For nearly a decade Google stayed out of the hardware market. But now a new range of devices branded with a ‘G’ puts the tech giant in direct competition with Apple. Why now? It’s all to do with the uncertain future of search…
For the last ten years, there’s been an uneasy truce between Apple and Google in mobile.
A year after the iPhone launched in 2007, Google unveiled a phone – the Dream – based on its Android OS. It was inferior to the iPhone, a bit ugly, but it embraced the basic innovations of Apple’s flagship device: touchscreen, tap, swipe etc.
Apple didn’t like it. Famously, Steve Jobs said: “I’m going to destroy Android, because it’s a stolen product. I’m willing to go thermonuclear war on this.”
He didn’t though. And the key point was that Google didn’t make the Dream. HTC did. And every subsequent Google-endorsed Nexus phone was made by a specialist OEM.
Thus, Google was never directly competing with Apple in the hardware space.
It is now.
On Monday, the search giant unveiled its own mobile device range – the Pixel. And though the phones are built by HTC, they are badged with the name Google for the first time.
Here’s a quick run down
Name
Google has used Pixel before as a brand name for tablets and laptops. It is clearly positioning Pixel as a premium mobile brand.
Construction
Made from 2.5D Corning Gorilla Glass 4 on the front display and back glass and ‘aerospace grade’ aluminum body.
Fingerprint
The ‘Pixel Imprint’ fingerprint sensor is on the back of the phone. You can swipe it to access your notifications.
Google Assistant
It’s the re-named and re-booted Google Now. On one level, it’s the home for the voice search option (say “Ok Google” or touch and hold the Home button). But Google Assistant is also contextual. It gets to know your likes, location, calendar and so on in order to offer useful suggestions.
Camera
Google claims it’s the ‘highest rated smartphone camera anyone has ever made’. The 12.3MP camera has DxOMark Mobile score of 89 – the best in the market apparently. Very good in low light.
Free unlimited storage
Cloud back up doesn’t run out – a key point scored against iPhone.
Fast charging
Up to seven hours of power in 15 minutes of charging.
VR
The Pixel is the first Daydream-compatible phone (Google just announced the $79 Daydream View headset).
Size
5” or 5.5”
Colours
Very Silver, Quite Black or Really Blue (they are genuinely called this)
Price
$649 in the U.S., U.K., Canada, Germany and Australia.
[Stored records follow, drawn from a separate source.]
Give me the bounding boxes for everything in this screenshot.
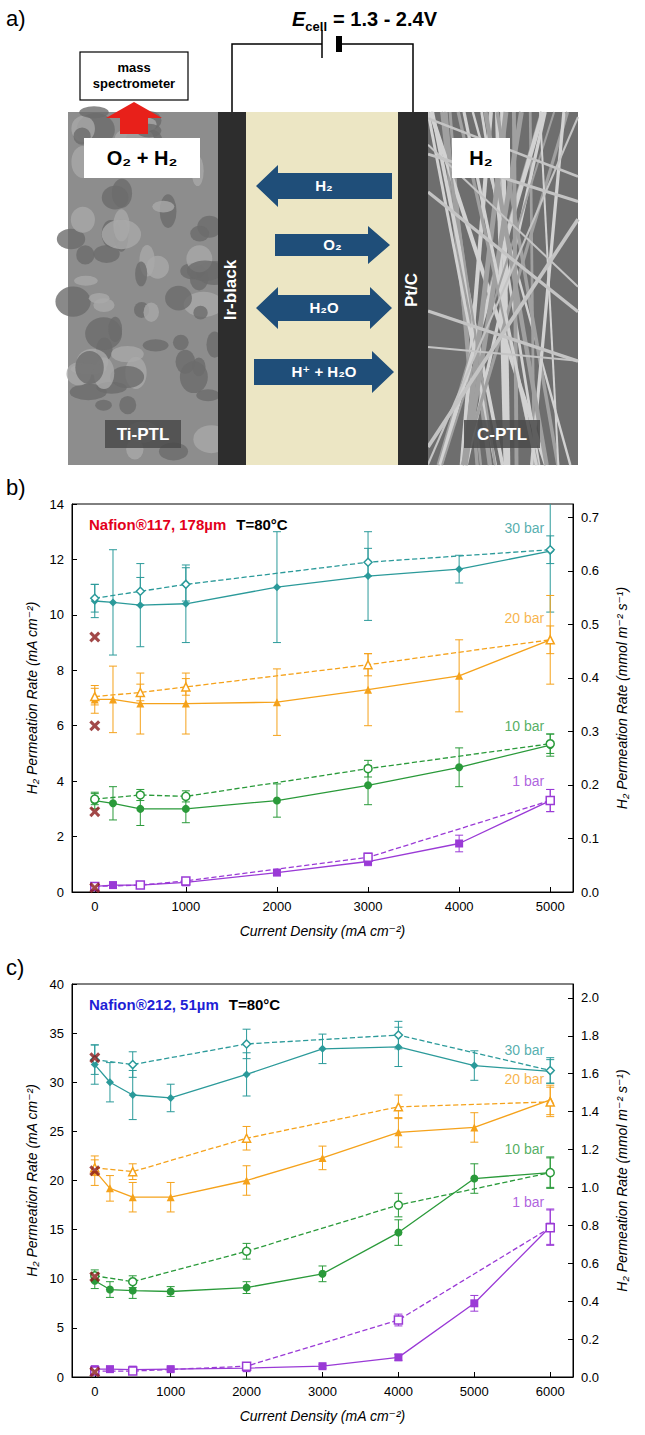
svg-text:H⁺ + H₂O: H⁺ + H₂O	[291, 363, 356, 380]
svg-text:12: 12	[50, 552, 64, 567]
svg-text:3000: 3000	[354, 899, 383, 914]
svg-text:Current Density (mA cm⁻²): Current Density (mA cm⁻²)	[240, 923, 406, 939]
svg-text:10 bar: 10 bar	[505, 718, 545, 734]
svg-text:Ti-PTL: Ti-PTL	[117, 425, 170, 444]
svg-text:Ir-black: Ir-black	[221, 259, 240, 320]
svg-text:10: 10	[50, 1271, 64, 1286]
svg-text:Ecell= 1.3 - 2.4V: Ecell= 1.3 - 2.4V	[292, 8, 438, 34]
svg-text:0.6: 0.6	[581, 1256, 599, 1271]
svg-text:4000: 4000	[384, 1384, 413, 1399]
svg-text:c): c)	[6, 955, 24, 980]
svg-text:1.6: 1.6	[581, 1066, 599, 1081]
svg-text:3000: 3000	[308, 1384, 337, 1399]
svg-text:2000: 2000	[232, 1384, 261, 1399]
svg-text:6: 6	[57, 718, 64, 733]
svg-text:5000: 5000	[536, 899, 565, 914]
svg-text:1 bar: 1 bar	[512, 1194, 544, 1210]
svg-text:35: 35	[50, 1026, 64, 1041]
svg-text:10: 10	[50, 607, 64, 622]
svg-text:1.2: 1.2	[581, 1142, 599, 1157]
svg-text:10 bar: 10 bar	[505, 1141, 545, 1157]
svg-text:5000: 5000	[460, 1384, 489, 1399]
svg-text:b): b)	[6, 475, 26, 500]
svg-text:H₂ Permeation Rate (mmol m⁻² s: H₂ Permeation Rate (mmol m⁻² s⁻¹)	[614, 1069, 630, 1291]
svg-text:8: 8	[57, 663, 64, 678]
svg-text:C-PTL: C-PTL	[477, 425, 527, 444]
svg-text:0: 0	[91, 899, 98, 914]
svg-text:H₂: H₂	[315, 177, 333, 194]
svg-text:0.0: 0.0	[581, 1370, 599, 1385]
svg-text:0.4: 0.4	[581, 1294, 599, 1309]
svg-text:spectrometer: spectrometer	[93, 76, 175, 91]
svg-text:25: 25	[50, 1124, 64, 1139]
svg-text:20 bar: 20 bar	[505, 1071, 545, 1087]
svg-text:4: 4	[57, 774, 64, 789]
svg-text:Current Density (mA cm⁻²): Current Density (mA cm⁻²)	[240, 1408, 406, 1424]
svg-text:0.2: 0.2	[581, 1332, 599, 1347]
svg-text:0: 0	[57, 885, 64, 900]
svg-text:5: 5	[57, 1320, 64, 1335]
svg-text:2: 2	[57, 829, 64, 844]
svg-text:O₂ + H₂: O₂ + H₂	[107, 147, 178, 169]
svg-text:O₂: O₂	[323, 236, 341, 253]
svg-text:Nafion®117, 178µm: Nafion®117, 178µm	[89, 516, 226, 533]
svg-text:40: 40	[50, 977, 64, 992]
svg-text:0.1: 0.1	[581, 831, 599, 846]
svg-text:1.8: 1.8	[581, 1028, 599, 1043]
svg-text:1000: 1000	[156, 1384, 185, 1399]
svg-text:H₂ Permeation Rate (mA cm⁻²): H₂ Permeation Rate (mA cm⁻²)	[24, 602, 40, 795]
svg-text:14: 14	[50, 497, 64, 512]
svg-text:20 bar: 20 bar	[505, 610, 545, 626]
svg-text:T=80°C: T=80°C	[229, 996, 281, 1013]
svg-text:T=80°C: T=80°C	[236, 516, 288, 533]
svg-text:2000: 2000	[262, 899, 291, 914]
svg-text:4000: 4000	[445, 899, 474, 914]
svg-text:H₂O: H₂O	[309, 299, 338, 316]
svg-text:a): a)	[6, 6, 26, 31]
svg-text:15: 15	[50, 1222, 64, 1237]
svg-text:0.0: 0.0	[581, 885, 599, 900]
svg-text:0.8: 0.8	[581, 1218, 599, 1233]
svg-text:6000: 6000	[536, 1384, 565, 1399]
svg-text:0: 0	[91, 1384, 98, 1399]
svg-text:1.4: 1.4	[581, 1104, 599, 1119]
svg-text:H₂ Permeation Rate (mmol m⁻² s: H₂ Permeation Rate (mmol m⁻² s⁻¹)	[614, 587, 630, 809]
svg-text:1 bar: 1 bar	[512, 773, 544, 789]
svg-text:0.5: 0.5	[581, 617, 599, 632]
svg-text:H₂ Permeation Rate (mA cm⁻²): H₂ Permeation Rate (mA cm⁻²)	[24, 1084, 40, 1277]
svg-text:2.0: 2.0	[581, 990, 599, 1005]
svg-text:0.4: 0.4	[581, 670, 599, 685]
svg-text:0.6: 0.6	[581, 563, 599, 578]
svg-text:0.7: 0.7	[581, 510, 599, 525]
svg-text:1.0: 1.0	[581, 1180, 599, 1195]
svg-text:mass: mass	[117, 60, 150, 75]
svg-text:30 bar: 30 bar	[505, 1042, 545, 1058]
svg-text:Nafion®212, 51µm: Nafion®212, 51µm	[89, 996, 219, 1013]
svg-text:1000: 1000	[171, 899, 200, 914]
svg-text:H₂: H₂	[469, 147, 492, 169]
svg-text:0.2: 0.2	[581, 777, 599, 792]
svg-text:20: 20	[50, 1173, 64, 1188]
svg-text:30: 30	[50, 1075, 64, 1090]
svg-text:30 bar: 30 bar	[505, 520, 545, 536]
svg-text:0.3: 0.3	[581, 724, 599, 739]
svg-text:Pt/C: Pt/C	[402, 273, 421, 307]
svg-text:0: 0	[57, 1370, 64, 1385]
So the battle has commenced.
Of course, Google has made hardware in the past. The Chromecast TV dongle, for example. But in mobile, it’s kept manufacturing at arm’s length. The Pixel changes that. It’s also emphatically high end – another first for Google (which also confirmed the mid-priced Nexus range is finished).
So why the change?
One big reason: Google Assistant. This is the re-named and re-vamped identity for Google Now. Anyone who has used Now/Assistant can testify to its excellence. It essentially provides contextual search.
With Now, Android users could swipe right to reveal tiles that make suggestions based on their calendar, emails, browsing history, location and so on. It sounds creepy, bu
t actually it’s addictive.
Assistant builds on this, making voice more central to the process.
And Google clearly sees it as key to the future of search as users increasingly live their lives on mobile and move away from the search box.
It’s been explicit about this, as the video for Assistant shows.
So it wants to make a device that showcases Assistant at its best. Rick Osterloh, head of hardware at Google, told The Verge: “Fundamentally, we believe that a lot of the innovation that we want to do now ends up requiring controlling the end-to-end user experience.”
Assistant underlies many other core products and services that Google is building. There’s the recently launched Allo messaging app, which prompts the user with contextual suggestions.
And there’s Google Home – the search firm’s rival to Amazon Echo. Google Home consists of a speaker that listens when you say “OK Google” and then answers your questions. It can play videos and music, tell you about your calendar commitments, set reminders, answer questions and so on.
Of course, Google’s hardware move is not just about branding and manufacturing. It compels the firm to work with retail too. In the UK, for example, it has worked out an exclusive with EE. What an about turn. Just a few years ago Google tried (unsuccessfully) to launch a direct sales operation for its Nexus phones.
With Assistant at the centre of Google’s new vision for search, (CEO Sundar Pichai says it wants to make Assistant “universally available”), there could be many more devices to come. Tablets, wearables, maybe even cars.